Bir şairin yaşı, şiirinin yaşına eşittir diyorum. Bir şairden okuduğumuz en yakın tarihli şiir yorgun mu, ümitsiz mi, bıkkın mı, kendini tekrar mı ediyor ya da tam tersi hâlâ çocuksu mu, gencecik mi, heyecanlı mı, coşkulu mu, taptaze mi?
Nurettin Durman’ın özgeçmişini okumamış; onunla hiç karşılaşmamış ve yüzünü görmemiş; sadece şiirlerini okumuş biri olsaydım derdim ki, bu şiir, ilk gençlik diriliği, enerjisi ve muzipliği henüz üzerinden gitmemiş otuz yaşlarındaki birine ait olsa gerek.

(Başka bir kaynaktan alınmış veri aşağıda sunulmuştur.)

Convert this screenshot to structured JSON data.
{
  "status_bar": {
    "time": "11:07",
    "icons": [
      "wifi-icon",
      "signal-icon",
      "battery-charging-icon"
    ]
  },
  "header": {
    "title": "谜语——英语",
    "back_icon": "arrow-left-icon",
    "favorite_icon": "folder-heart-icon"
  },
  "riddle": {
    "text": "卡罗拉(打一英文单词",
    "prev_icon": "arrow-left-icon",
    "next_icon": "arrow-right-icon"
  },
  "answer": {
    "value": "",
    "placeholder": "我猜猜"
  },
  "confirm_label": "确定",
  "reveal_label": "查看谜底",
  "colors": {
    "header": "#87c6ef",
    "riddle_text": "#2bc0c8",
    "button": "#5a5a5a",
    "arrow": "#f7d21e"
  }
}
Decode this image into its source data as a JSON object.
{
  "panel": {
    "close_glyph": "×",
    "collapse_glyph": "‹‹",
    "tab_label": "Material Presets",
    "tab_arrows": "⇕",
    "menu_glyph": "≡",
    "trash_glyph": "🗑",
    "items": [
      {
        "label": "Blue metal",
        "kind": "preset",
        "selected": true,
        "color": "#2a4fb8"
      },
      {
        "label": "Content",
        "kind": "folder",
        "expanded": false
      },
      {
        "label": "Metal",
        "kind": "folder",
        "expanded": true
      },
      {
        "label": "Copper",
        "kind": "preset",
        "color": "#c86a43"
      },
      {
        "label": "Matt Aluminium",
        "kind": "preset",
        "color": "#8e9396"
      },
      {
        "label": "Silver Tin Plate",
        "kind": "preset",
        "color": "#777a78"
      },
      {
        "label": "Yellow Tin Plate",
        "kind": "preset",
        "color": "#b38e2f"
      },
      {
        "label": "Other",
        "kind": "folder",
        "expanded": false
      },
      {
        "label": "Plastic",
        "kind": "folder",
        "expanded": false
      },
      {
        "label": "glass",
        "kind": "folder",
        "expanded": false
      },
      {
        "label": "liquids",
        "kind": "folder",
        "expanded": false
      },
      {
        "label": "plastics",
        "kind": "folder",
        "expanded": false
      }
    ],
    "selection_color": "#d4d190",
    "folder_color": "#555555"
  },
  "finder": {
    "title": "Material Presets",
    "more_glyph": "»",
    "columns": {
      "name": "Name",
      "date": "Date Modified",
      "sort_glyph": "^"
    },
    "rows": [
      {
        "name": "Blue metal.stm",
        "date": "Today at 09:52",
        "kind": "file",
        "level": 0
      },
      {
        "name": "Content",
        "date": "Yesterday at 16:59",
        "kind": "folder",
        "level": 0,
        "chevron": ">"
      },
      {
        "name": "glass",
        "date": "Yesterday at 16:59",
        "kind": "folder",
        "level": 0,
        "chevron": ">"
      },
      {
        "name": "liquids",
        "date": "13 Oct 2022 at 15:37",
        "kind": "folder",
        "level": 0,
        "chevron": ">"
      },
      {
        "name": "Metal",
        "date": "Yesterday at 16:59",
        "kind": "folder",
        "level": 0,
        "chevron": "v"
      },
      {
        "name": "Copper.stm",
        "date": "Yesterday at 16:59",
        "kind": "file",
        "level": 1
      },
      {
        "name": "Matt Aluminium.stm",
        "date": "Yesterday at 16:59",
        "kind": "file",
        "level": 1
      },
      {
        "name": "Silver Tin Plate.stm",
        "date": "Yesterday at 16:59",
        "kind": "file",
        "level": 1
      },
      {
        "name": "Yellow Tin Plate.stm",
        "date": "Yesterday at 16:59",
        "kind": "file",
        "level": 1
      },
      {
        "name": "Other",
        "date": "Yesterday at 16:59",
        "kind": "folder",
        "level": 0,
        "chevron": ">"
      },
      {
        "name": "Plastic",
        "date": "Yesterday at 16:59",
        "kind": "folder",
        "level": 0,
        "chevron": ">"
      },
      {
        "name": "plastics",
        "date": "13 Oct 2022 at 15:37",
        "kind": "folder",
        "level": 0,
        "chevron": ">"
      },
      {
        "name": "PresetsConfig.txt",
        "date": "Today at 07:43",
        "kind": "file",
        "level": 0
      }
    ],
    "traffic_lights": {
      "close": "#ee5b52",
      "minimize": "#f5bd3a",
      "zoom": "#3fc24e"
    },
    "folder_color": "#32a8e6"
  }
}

Allah uzun ve sağlıklı bir ömür versin, bugün 73 yaşında olan Nurettin Durman’ın bende bıraktığı izlenimlerden yola çıkarak, onu bu kadar içten, sevimli ve zinde tutan unsurların neler olduğunu düşündüm: Öncelikle, gösterişsiz, mütevazı ve teslim olmuş bir Müslüman. Bu iyi bir başlangıç. Temiz bir kalp demek bu. İddiasız ve kadere emanet bir yaşam anlayışı. Şunu da eklemeliyim, daima önyargısız, herkesi sevmeye ve kucaklamaya hazır olma hâli. Genel eğilimin tersine, her türden kitap okumayı seven bir entelektüel. Hem sonra, velûd... Bu da, ilham kaynağının ardı arkası kesilmeden akışıyla ilgili elbette. Bembeyaz sakallarının verdiği güven hissini; babacan görüntüsünü de ekleyeyim.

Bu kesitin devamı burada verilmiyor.